Apparently, Sex in Advertising Doesn’t Sell Anymore. So, What Does?

By Maya Palit

Big Kahuna Burger ad. Photo via Flickr. CC by 2.0

That sex in advertising and headlines sells is an old, old platitude. But a new study appears to be deflating that notion.

According to a study conducted by researchers at the University of Illinois, people do tend to remember ads with sexual appeal or half-naked models. But that does not necessarily translate into loyalty and interest in the brand, or more people buying the product. And sometimes, it even put people off the products.

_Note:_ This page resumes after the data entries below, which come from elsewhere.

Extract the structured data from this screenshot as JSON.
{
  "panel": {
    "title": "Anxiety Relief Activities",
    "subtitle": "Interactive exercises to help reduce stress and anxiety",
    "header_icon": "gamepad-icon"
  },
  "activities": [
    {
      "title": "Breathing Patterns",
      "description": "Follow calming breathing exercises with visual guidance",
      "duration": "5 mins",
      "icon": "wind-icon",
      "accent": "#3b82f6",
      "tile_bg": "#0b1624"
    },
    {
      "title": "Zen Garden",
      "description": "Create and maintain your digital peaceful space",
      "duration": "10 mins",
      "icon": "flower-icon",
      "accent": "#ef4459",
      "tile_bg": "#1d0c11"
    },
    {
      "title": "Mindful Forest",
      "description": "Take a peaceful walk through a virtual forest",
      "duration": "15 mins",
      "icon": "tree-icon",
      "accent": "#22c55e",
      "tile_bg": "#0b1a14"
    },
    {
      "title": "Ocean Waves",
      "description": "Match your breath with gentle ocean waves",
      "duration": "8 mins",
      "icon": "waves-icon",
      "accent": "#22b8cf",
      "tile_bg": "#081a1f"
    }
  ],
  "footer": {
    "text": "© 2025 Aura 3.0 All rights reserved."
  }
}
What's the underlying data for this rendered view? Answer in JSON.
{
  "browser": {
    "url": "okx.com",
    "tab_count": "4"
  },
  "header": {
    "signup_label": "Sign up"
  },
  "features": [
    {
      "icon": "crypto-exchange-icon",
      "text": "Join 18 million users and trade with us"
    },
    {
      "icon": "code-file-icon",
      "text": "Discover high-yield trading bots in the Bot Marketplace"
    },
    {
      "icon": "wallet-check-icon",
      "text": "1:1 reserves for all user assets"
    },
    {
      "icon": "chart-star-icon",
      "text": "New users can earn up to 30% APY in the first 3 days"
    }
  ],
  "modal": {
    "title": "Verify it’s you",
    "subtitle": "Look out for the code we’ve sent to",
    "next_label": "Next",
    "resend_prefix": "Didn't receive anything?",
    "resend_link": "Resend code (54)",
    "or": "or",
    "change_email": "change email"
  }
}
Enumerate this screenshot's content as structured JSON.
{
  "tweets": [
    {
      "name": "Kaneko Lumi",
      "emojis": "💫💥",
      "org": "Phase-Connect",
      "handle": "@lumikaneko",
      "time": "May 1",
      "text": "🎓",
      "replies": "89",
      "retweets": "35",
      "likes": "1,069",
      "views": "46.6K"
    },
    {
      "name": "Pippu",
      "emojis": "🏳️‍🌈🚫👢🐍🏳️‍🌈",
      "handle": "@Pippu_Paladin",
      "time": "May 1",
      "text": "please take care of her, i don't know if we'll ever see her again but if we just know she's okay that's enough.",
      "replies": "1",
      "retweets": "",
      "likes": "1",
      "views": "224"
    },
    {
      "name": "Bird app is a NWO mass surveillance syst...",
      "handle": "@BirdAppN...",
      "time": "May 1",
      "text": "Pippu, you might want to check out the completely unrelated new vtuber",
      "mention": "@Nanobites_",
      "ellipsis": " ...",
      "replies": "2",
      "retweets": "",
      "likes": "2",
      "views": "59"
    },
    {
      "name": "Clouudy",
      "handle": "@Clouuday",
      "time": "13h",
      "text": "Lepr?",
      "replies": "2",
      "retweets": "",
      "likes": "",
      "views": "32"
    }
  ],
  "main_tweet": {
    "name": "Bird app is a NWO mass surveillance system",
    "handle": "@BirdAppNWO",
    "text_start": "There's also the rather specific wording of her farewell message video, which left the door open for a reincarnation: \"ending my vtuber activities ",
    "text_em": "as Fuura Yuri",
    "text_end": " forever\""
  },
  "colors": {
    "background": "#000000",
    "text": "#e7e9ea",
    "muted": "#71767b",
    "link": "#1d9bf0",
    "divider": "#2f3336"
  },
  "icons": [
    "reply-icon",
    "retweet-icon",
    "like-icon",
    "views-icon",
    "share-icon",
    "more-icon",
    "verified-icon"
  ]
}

With the Indian ad industry heavily sexualising every female celebrity from Katrina Kaif drinking mango juice to Deepika Padukone licking Dairy Milk off herself, will this market study give advertisers writers’ block forever?

Maybe another trend will jump to its rescue. ‘Femvertising’ is getting pretty big in India, as every kind of product from shampoo to washing machines are using that very slippery phrase ‘female empowerment’ to sell their wares. So Dove India has a campaign which rails against Indian standards of beauty by featuring a montage of women with different skin complexions and body types.

And on Women’s Day this March, Oriflame’s ad highlighted the difficulties faced by women (or to be more precise, Superwomen) juggling a career and all the housework. You could accuse some ads of latching onto the women empowerment bandwagon, and the UN ‘unbeatable woman’ ad last year is a prime example of how that works. But others, as a recent study in The Conversation concludes, have at least begun to provoke conversations that needed to happen — Biba’s Change is Beautiful campaign, for instance, talks about arranged marriage or dowry and men’s complicity in it.

Will the new shifts in consumer reactions to ‘sexy’ ads give us a future in which ads that do not hyper-sexualise women is a real possibility? Or will the new ‘female empowerment’ ad brigade replace them, and is that something to celebrate?